Le GNR est un carburant particulièrement intéressant pour les industriels qui veulent se décarboner, mais qui peuvent difficilement miser sur l’électricité parce qu’ils ont besoin de chaleur intense dans leurs processus de production. (Photo: Marek Piwnic

«C’est certain qu’il y a des consommateurs qui vont continuer à utiliser du gaz naturel fossile. Et c’est probablement ceux qui ne seront pas capables de passer facilement à l’hydrogène, par exemple, ou qui préféreront compenser ailleurs leurs émissions de CO2», souligne-t-il, en ajoutant qu’il espère que ce nombre soit le plus faible possible.

À long terme, l’incitatif sera sans doute le prix du carbone, mais ce n’est pas vraiment un game changer à court terme en raison de son faible prix, selon Éric Lachance.

Actuellement, le prix du carbone s’établit au Québec à 53 dollars canadiens ($CA) la tonne métrique, selon la dernière vente aux enchères des marchés du carbone du Québec et de la Californie, le 15 novembre.

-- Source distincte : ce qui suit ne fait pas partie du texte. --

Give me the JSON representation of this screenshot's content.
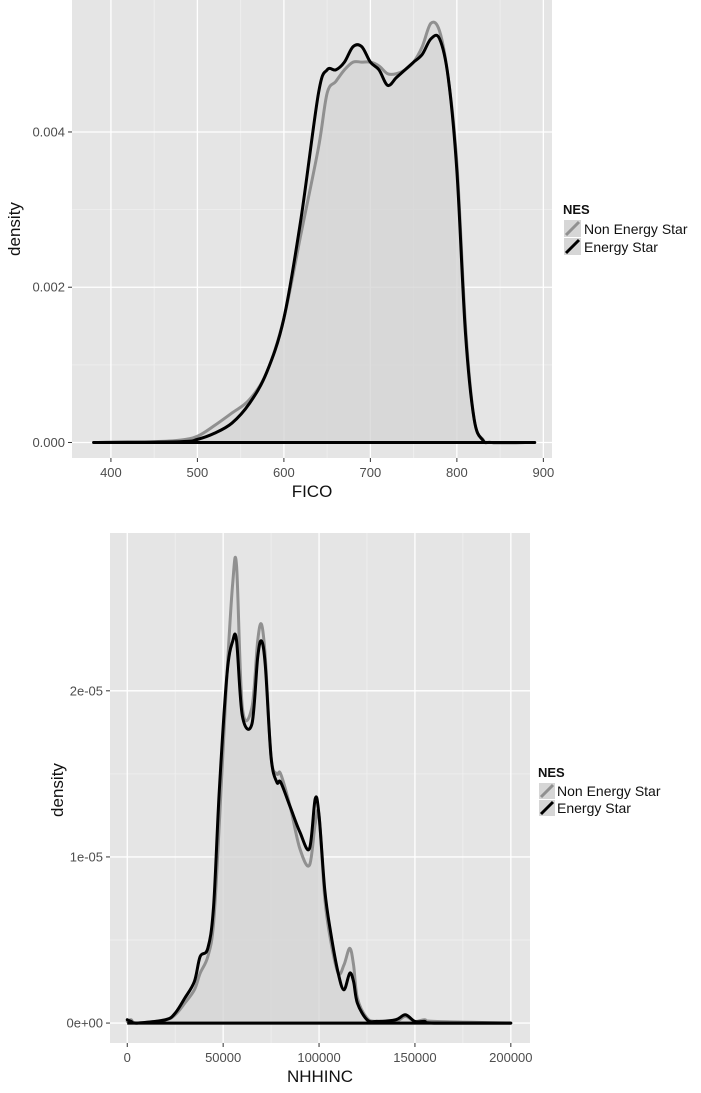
{
  "colors": {
    "panel": "#e5e5e5",
    "grid_major": "#ffffff",
    "grid_minor": "#f0f0f0",
    "fill": "#d6d6d6",
    "non_energy_star": "#909090",
    "energy_star": "#000000"
  },
  "chart_data": [
    {
      "type": "area",
      "xlabel": "FICO",
      "ylabel": "density",
      "xlim": [
        355,
        910
      ],
      "ylim": [
        -0.0002,
        0.0057
      ],
      "x_ticks": [
        400,
        500,
        600,
        700,
        800,
        900
      ],
      "x_tick_labels": [
        "400",
        "500",
        "600",
        "700",
        "800",
        "900"
      ],
      "y_ticks": [
        0,
        0.002,
        0.004
      ],
      "y_tick_labels": [
        "0.000",
        "0.002",
        "0.004"
      ],
      "grid": true,
      "legend": {
        "title": "NES",
        "position": "right",
        "entries": [
          "Non Energy Star",
          "Energy Star"
        ]
      },
      "series": [
        {
          "name": "Non Energy Star",
          "x": [
            380,
            450,
            480,
            500,
            520,
            540,
            560,
            580,
            600,
            620,
            640,
            650,
            660,
            670,
            680,
            690,
            700,
            710,
            720,
            730,
            740,
            750,
            760,
            770,
            780,
            790,
            800,
            810,
            820,
            830,
            840,
            890
          ],
          "y": [
            0,
            1e-05,
            3e-05,
            8e-05,
            0.00022,
            0.00038,
            0.00055,
            0.0009,
            0.0016,
            0.0027,
            0.0038,
            0.0045,
            0.00465,
            0.0048,
            0.0049,
            0.0049,
            0.0049,
            0.00485,
            0.00475,
            0.00475,
            0.0048,
            0.0049,
            0.0051,
            0.0054,
            0.0053,
            0.0047,
            0.0036,
            0.0015,
            0.0003,
            4e-05,
            0,
            0
          ]
        },
        {
          "name": "Energy Star",
          "x": [
            380,
            480,
            500,
            520,
            540,
            560,
            580,
            600,
            620,
            640,
            650,
            660,
            670,
            680,
            690,
            700,
            710,
            720,
            730,
            740,
            750,
            760,
            770,
            780,
            790,
            800,
            810,
            820,
            830,
            840,
            890
          ],
          "y": [
            0,
            1e-05,
            4e-05,
            0.00012,
            0.00025,
            0.0005,
            0.0009,
            0.0016,
            0.0029,
            0.0045,
            0.0048,
            0.0048,
            0.0049,
            0.0051,
            0.0051,
            0.0049,
            0.0048,
            0.0046,
            0.0047,
            0.0048,
            0.0049,
            0.005,
            0.0052,
            0.0052,
            0.0047,
            0.0035,
            0.0014,
            0.0003,
            3e-05,
            0,
            0
          ]
        }
      ]
    },
    {
      "type": "area",
      "xlabel": "NHHINC",
      "ylabel": "density",
      "xlim": [
        -9000,
        210000
      ],
      "ylim": [
        -1.2e-06,
        2.95e-05
      ],
      "x_ticks": [
        0,
        50000,
        100000,
        150000,
        200000
      ],
      "x_tick_labels": [
        "0",
        "50000",
        "100000",
        "150000",
        "200000"
      ],
      "y_ticks": [
        0,
        1e-05,
        2e-05
      ],
      "y_tick_labels": [
        "0e+00",
        "1e-05",
        "2e-05"
      ],
      "grid": true,
      "legend": {
        "title": "NES",
        "position": "right",
        "entries": [
          "Non Energy Star",
          "Energy Star"
        ]
      },
      "series": [
        {
          "name": "Non Energy Star",
          "x": [
            0,
            2000,
            5000,
            20000,
            25000,
            30000,
            35000,
            38000,
            42000,
            45000,
            48000,
            52000,
            55000,
            57000,
            60000,
            65000,
            68000,
            70000,
            72000,
            75000,
            78000,
            80000,
            85000,
            90000,
            95000,
            98000,
            100000,
            103000,
            106000,
            110000,
            113000,
            116000,
            118000,
            120000,
            125000,
            130000,
            140000,
            145000,
            150000,
            155000,
            160000,
            200000
          ],
          "y": [
            1e-07,
            2e-07,
            0,
            2e-07,
            5e-07,
            1.2e-06,
            2e-06,
            3e-06,
            4e-06,
            6e-06,
            1.2e-05,
            2.1e-05,
            2.65e-05,
            2.75e-05,
            1.9e-05,
            1.9e-05,
            2.3e-05,
            2.4e-05,
            2.2e-05,
            1.6e-05,
            1.5e-05,
            1.5e-05,
            1.3e-05,
            1.05e-05,
            9.5e-06,
            1.2e-05,
            1.25e-05,
            7.5e-06,
            5e-06,
            3e-06,
            3.5e-06,
            4.5e-06,
            3.5e-06,
            1.5e-06,
            3e-07,
            1e-07,
            1e-07,
            4e-07,
            1e-07,
            2e-07,
            1e-07,
            0
          ]
        },
        {
          "name": "Energy Star",
          "x": [
            0,
            2000,
            5000,
            20000,
            25000,
            30000,
            35000,
            38000,
            42000,
            45000,
            48000,
            52000,
            55000,
            57000,
            60000,
            65000,
            68000,
            70000,
            72000,
            75000,
            78000,
            80000,
            85000,
            90000,
            95000,
            98000,
            100000,
            103000,
            106000,
            110000,
            113000,
            116000,
            118000,
            120000,
            125000,
            130000,
            140000,
            145000,
            150000,
            155000,
            160000,
            200000
          ],
          "y": [
            2e-07,
            1e-07,
            0,
            2e-07,
            6e-07,
            1.5e-06,
            2.5e-06,
            4e-06,
            4.5e-06,
            7e-06,
            1.4e-05,
            2.1e-05,
            2.3e-05,
            2.3e-05,
            1.85e-05,
            1.8e-05,
            2.2e-05,
            2.3e-05,
            2.15e-05,
            1.6e-05,
            1.45e-05,
            1.45e-05,
            1.3e-05,
            1.15e-05,
            1.05e-05,
            1.35e-05,
            1.25e-05,
            8e-06,
            5.5e-06,
            3e-06,
            2e-06,
            3e-06,
            2.5e-06,
            1.2e-06,
            2e-07,
            1e-07,
            2e-07,
            5e-07,
            1e-07,
            1e-07,
            0,
            0
          ]
        }
      ]
    }
  ]
}
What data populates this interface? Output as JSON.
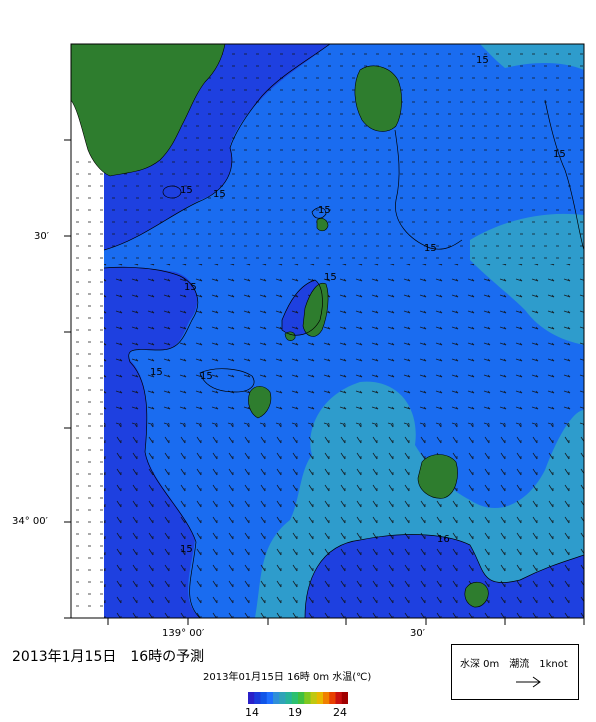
{
  "title": "2013年1月15日　16時の予測",
  "subtitle": "2013年01月15日 16時 0m 水温(℃)",
  "axis": {
    "lat_labels": [
      "30′",
      "34° 00′"
    ],
    "lon_labels": [
      "139° 00′",
      "30′"
    ]
  },
  "contours": [
    "15",
    "15",
    "15",
    "15",
    "15",
    "15",
    "15",
    "15",
    "15",
    "15",
    "16"
  ],
  "legend": {
    "text": "水深 0m　潮流　1knot",
    "arrow_icon": "right-arrow-icon"
  },
  "colorbar": {
    "ticks": [
      "14",
      "19",
      "24"
    ],
    "colors": [
      "#2a20c8",
      "#1a3bdc",
      "#1055e8",
      "#1e6fff",
      "#2f8fd8",
      "#2fa3b8",
      "#27b49a",
      "#2cc070",
      "#40c040",
      "#80c820",
      "#c0c810",
      "#e8b800",
      "#f08000",
      "#e84000",
      "#c81010",
      "#a00000"
    ]
  },
  "map_colors": {
    "land": "#2e7d2e",
    "water_deep": "#1e40e0",
    "water_mid": "#1a6cf0",
    "water_teal": "#2e9ccc",
    "no_data": "#ffffff"
  }
}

La prochaine vente aux enchères aura lieu à la mi-février.

 

Mauvais pour le Québec, bon pour la planète?

Du reste, ce ne serait pas une catastrophe si certains industriels continuaient à consommer du gaz fossile dans les prochaines années et décennies au Québec, malgré la hausse constante du prix du carbone, selon le patron d’Énergir.

Ce serait peut-être une mauvaise chose pour le Québec, mais une bonne chose pour la planète, car les industriels au Canada émettent moins de GES par tonne de production que ceux établis en Chine ou en Inde.

Par exemple, en 2019, la production d’une tonne d’acier au Canada émettait environ 1,5 tonnes de CO2 comparativement à 2 tonnes en Chine et 3 tonnes en Inde, selon les données de la firme américaine Global Efficiency Intelligence.

Par conséquent, dans une perspective mondiale, il est plus avantageux pour l’environnement de produire de l’acier au Canada — même avec du gaz naturel classique — qu’en Asie, fait valoir Éric Lachance.

«La délocalisation de la production a ses limites. On peut dire qu’on paraît bien, mais finalement on importe le carbone indirectement, c’est seulement qu’il n’apparaît pas dans notre bilan carbone, ici. Mais est-ce qu’on est plus avancés ou pas?»